What We Do To Gather

This programme presents works exploring notions of collectivity, community, and the tensions that arise between the intimate contradictions of human relationships and the efficiency-driven force of economic development. Running through this programme are considerations of the impact of capitalism on ways of human relations and gathering, from the shifting urban landscape to the performance of grief and its pragmatic implications in the face of precarity.

Programmer: Alfonse Chiu

Alfonse Chiu is a Singapore-based writer, artist, and curator working at the intersection of text, space, and the moving image. Their practice investigates imaginaries of capital and ideologies as shaped by media infrastructures and networked economies. They are the founder of the Centre for Urban Mythologies, a project-based research initiative interested in the (im)material tensions present within the urban contexts of Asia, the editor of SINdie, a Singapore-based editorial platform exploring Southeast Asian film culture(s), and co-founder of the Moving Picture Experiment Group, a curatorial and research collective exploring the polyvalency of the moving image medium in contemporary practices. Their texts have been published internationally in publications such as Hyperallergic and NANG, and commissioned by institutions such as the Asian Film Archive and the Arsenal Institute for Film and Video Art for Berlinale Forum 2022. They are the 2021 e-flux journal fellow and an Associate Curator with DECK.

Letters From Panduranga
Dir. Nguyễn Trinh Thi | Vietnam | 2015 | 35

Letters From Panduranga, made in the form of a letter exchange between a man and a woman, reflects on the multi-faceted historical and on-going experience of colonialisms, and looks into the central ideas of power and ideology in everyday contemporary Vietnam.

About The Director

Nguyễn Trinh Thi is a Hanoi-based filmmaker and artist. Traversing boundaries between film and video art, installation and performance, her practice currently explores the power of sound and listening, and the multiple relations between image, sound, and space, with ongoing interests in history, memory, representation, landscape, indigeneity, and ecology. 

Distancing
Dir. Miko Reverza | Philippines, US | 2019 | 10

Shot on 16 mm and in colour, Distancing documents the logistics and poetics of Miko Revereza’s decision to leave the United States and return to the Philippines.

About The Director

Miko Revereza is a filmmaker based in Manila, Philippines. His upbringing as an undocumented immigrant in the United States informed many of his films; DROGA! (2014), Disintegration 93-96 (2017), No Data Plan (2018) and Distancing (2019).
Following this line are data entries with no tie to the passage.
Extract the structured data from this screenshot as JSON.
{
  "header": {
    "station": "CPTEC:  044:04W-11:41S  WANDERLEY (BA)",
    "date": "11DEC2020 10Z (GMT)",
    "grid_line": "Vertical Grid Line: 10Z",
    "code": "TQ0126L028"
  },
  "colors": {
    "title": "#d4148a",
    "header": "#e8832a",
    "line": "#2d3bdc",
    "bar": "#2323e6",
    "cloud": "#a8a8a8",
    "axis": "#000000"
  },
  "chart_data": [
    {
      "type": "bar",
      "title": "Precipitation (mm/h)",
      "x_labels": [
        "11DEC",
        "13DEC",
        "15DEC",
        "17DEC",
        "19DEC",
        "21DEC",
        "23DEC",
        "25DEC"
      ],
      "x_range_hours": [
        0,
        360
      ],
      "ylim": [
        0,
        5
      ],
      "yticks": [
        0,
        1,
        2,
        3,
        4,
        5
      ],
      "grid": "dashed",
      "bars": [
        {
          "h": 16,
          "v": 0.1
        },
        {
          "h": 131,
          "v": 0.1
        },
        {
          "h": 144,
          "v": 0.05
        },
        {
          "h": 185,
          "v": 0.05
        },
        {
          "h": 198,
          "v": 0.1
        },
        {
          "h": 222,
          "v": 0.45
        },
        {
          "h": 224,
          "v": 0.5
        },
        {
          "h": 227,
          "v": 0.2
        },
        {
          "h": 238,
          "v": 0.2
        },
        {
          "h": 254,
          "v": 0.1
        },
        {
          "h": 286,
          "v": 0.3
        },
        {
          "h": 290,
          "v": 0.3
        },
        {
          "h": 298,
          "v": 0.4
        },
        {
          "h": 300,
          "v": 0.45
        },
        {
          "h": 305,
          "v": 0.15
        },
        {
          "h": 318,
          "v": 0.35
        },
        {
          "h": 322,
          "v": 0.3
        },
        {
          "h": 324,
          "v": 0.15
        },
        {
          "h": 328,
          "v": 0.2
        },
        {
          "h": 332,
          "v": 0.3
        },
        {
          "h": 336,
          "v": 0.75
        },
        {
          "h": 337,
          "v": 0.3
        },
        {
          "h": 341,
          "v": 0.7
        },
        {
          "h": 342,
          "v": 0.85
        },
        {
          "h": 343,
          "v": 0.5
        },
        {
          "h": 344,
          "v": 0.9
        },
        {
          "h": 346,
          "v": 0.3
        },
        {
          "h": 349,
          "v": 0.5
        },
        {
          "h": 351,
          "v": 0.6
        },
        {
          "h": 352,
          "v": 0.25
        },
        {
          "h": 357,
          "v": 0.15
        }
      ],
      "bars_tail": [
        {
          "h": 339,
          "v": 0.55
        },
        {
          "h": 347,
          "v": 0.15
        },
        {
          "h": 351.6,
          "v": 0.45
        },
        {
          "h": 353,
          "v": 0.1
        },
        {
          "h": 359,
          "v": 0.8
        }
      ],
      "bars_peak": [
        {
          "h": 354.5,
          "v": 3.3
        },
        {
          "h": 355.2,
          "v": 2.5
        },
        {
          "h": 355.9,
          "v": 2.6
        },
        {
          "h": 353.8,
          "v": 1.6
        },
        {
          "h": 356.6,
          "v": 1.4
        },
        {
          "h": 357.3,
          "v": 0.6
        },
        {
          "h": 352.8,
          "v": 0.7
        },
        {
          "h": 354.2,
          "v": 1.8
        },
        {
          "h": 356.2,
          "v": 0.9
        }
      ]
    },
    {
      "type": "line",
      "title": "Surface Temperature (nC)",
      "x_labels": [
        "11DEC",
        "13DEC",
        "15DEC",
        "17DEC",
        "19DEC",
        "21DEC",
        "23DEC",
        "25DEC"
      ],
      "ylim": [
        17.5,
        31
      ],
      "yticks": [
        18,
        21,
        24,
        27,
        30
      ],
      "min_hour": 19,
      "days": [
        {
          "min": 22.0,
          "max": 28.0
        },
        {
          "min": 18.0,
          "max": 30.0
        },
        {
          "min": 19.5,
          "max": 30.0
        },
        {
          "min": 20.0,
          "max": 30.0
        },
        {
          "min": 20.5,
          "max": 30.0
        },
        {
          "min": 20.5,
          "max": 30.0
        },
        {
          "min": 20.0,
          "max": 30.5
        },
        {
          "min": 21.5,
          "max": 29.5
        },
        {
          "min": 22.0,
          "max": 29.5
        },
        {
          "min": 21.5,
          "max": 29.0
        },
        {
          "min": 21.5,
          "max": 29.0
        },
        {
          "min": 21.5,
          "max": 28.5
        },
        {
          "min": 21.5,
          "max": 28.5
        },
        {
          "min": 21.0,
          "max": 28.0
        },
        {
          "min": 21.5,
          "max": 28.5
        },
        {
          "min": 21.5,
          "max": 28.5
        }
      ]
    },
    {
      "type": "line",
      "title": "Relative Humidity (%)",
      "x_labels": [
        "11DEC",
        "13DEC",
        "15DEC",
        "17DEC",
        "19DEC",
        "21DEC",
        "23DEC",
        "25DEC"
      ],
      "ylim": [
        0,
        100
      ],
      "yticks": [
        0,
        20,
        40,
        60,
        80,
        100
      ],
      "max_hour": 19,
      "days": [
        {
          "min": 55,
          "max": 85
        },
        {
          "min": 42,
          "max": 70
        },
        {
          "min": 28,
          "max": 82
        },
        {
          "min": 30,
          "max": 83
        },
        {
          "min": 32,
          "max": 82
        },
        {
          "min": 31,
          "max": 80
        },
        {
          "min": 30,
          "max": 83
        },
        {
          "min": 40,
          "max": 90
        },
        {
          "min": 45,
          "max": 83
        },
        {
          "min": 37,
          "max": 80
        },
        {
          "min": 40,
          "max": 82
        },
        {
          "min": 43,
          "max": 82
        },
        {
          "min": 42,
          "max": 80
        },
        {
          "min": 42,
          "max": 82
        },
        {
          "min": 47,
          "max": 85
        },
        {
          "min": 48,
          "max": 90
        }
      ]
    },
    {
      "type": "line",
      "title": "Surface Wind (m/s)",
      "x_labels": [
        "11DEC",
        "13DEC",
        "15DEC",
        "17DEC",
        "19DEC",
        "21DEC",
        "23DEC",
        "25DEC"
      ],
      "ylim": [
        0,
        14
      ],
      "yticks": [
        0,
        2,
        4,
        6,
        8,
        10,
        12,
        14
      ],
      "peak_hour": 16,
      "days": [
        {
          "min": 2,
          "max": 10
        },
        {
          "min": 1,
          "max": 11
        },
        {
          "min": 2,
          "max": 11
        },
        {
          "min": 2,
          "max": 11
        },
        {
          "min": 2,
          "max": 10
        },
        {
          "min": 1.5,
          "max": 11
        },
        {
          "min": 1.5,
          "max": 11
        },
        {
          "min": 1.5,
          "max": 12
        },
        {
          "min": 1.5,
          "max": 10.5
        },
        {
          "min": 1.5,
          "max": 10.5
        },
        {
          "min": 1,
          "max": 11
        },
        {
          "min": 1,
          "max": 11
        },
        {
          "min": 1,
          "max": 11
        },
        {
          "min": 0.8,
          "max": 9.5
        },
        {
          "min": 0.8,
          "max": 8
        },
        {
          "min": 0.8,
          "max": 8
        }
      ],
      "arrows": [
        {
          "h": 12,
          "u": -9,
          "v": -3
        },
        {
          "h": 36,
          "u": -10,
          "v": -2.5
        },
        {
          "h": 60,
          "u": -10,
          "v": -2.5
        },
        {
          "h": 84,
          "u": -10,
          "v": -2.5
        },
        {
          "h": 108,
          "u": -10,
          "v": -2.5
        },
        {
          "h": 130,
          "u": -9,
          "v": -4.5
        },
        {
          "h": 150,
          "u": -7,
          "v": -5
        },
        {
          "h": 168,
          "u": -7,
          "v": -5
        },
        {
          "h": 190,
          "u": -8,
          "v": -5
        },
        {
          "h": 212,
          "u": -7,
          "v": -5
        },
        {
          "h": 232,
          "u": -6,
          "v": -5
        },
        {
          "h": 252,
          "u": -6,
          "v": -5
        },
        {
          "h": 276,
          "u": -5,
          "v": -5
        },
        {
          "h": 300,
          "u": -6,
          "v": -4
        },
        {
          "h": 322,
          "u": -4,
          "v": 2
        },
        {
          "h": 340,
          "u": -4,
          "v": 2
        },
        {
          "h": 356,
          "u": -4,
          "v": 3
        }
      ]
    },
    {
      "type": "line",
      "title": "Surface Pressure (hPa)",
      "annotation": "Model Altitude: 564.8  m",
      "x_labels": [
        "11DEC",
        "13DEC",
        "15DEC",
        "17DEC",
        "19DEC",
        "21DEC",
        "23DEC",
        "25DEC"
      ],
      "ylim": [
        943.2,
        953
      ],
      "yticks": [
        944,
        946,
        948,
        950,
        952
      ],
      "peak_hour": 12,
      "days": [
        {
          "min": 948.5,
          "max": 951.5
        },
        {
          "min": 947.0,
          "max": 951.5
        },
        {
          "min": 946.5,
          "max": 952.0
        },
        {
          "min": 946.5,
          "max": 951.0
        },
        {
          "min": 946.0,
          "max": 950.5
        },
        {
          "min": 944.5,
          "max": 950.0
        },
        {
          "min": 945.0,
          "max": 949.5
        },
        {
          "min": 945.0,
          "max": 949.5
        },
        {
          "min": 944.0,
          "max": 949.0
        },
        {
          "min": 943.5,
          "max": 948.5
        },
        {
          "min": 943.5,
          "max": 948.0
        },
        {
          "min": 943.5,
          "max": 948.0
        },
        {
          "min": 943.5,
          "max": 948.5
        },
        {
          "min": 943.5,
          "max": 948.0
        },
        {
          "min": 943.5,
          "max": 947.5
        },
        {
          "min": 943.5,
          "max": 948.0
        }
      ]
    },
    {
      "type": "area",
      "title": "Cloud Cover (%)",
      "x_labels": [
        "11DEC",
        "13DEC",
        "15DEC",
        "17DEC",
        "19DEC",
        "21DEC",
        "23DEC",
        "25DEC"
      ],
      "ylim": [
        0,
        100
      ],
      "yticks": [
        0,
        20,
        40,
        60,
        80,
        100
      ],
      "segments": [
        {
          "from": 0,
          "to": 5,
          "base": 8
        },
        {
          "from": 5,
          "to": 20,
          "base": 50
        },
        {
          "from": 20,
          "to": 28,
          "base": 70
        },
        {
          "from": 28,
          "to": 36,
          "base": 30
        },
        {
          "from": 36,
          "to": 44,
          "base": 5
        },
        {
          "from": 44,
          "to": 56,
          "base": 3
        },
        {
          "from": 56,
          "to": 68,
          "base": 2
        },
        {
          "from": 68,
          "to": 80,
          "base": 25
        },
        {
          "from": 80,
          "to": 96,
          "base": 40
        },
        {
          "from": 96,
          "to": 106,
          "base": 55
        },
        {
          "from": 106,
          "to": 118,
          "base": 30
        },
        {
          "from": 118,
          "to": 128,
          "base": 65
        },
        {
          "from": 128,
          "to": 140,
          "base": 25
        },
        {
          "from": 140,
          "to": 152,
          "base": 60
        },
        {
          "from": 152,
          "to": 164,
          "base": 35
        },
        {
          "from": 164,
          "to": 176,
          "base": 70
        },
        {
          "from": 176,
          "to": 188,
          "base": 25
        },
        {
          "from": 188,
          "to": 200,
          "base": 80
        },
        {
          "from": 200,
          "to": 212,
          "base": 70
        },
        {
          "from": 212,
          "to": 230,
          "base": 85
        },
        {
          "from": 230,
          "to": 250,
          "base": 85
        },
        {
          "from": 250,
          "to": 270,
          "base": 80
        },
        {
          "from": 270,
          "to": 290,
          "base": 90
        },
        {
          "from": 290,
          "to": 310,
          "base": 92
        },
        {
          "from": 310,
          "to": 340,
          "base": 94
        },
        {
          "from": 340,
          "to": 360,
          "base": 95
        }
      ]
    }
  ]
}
He is listed as Filmmaker Magazineís 2018 25 New Faces of Independent Cinema. He is a 2019 Flaherty Seminar artist and recent Bard MFA graduate.      

One Light Year on Earth
Dir. Albert Samreth | Cambodia, US | 2018 | 16

Set in a rapidly developing Phnom Penh, this film is told through letters written by a ghost who is losing its memory. After four decades of war, a genocide, and slow economic development, Phnom Penh is finally exorcising its past for an uncertain, sudden future.

About The Director

Albert Samreth is an artist living and working in New York City and Phnom Penh. His work has been exhibited at institutions and galleries around the world including the Hamburger Bahnhof – Museum für Gegenwart in Berlin, betonsalon center de recherche in Paris, Bangkok Art & Culture Centre, the Singapore Art Museum, Moscow Museum of Modern Art, and Art Sonje Center in Seoul. His work has been reviewed in Frieze Magazine.

The Mother
Dir. Pimpaka Towira | Thailand | 2012 | 14

On the final day of her 13 year-old daughter’s funeral, the young girl’s mysterious death is still haunting the mother’s mind. She needs to find the answer for herself.

About The Creators

Pimpaka Towira is a pioneer among female film directors in the Thai independent film scene since the early 1990s. Since 1988, she has made a number of experimental short films, mostly depicting women’s issues, including Mae Nak (1997), which won the Special Jury Prize at the Image Forum Festival in 1998. Her debut feature, One Night Husband, premiered at the 2003 International Forum of New Cinema at the Berlin International Film Festival.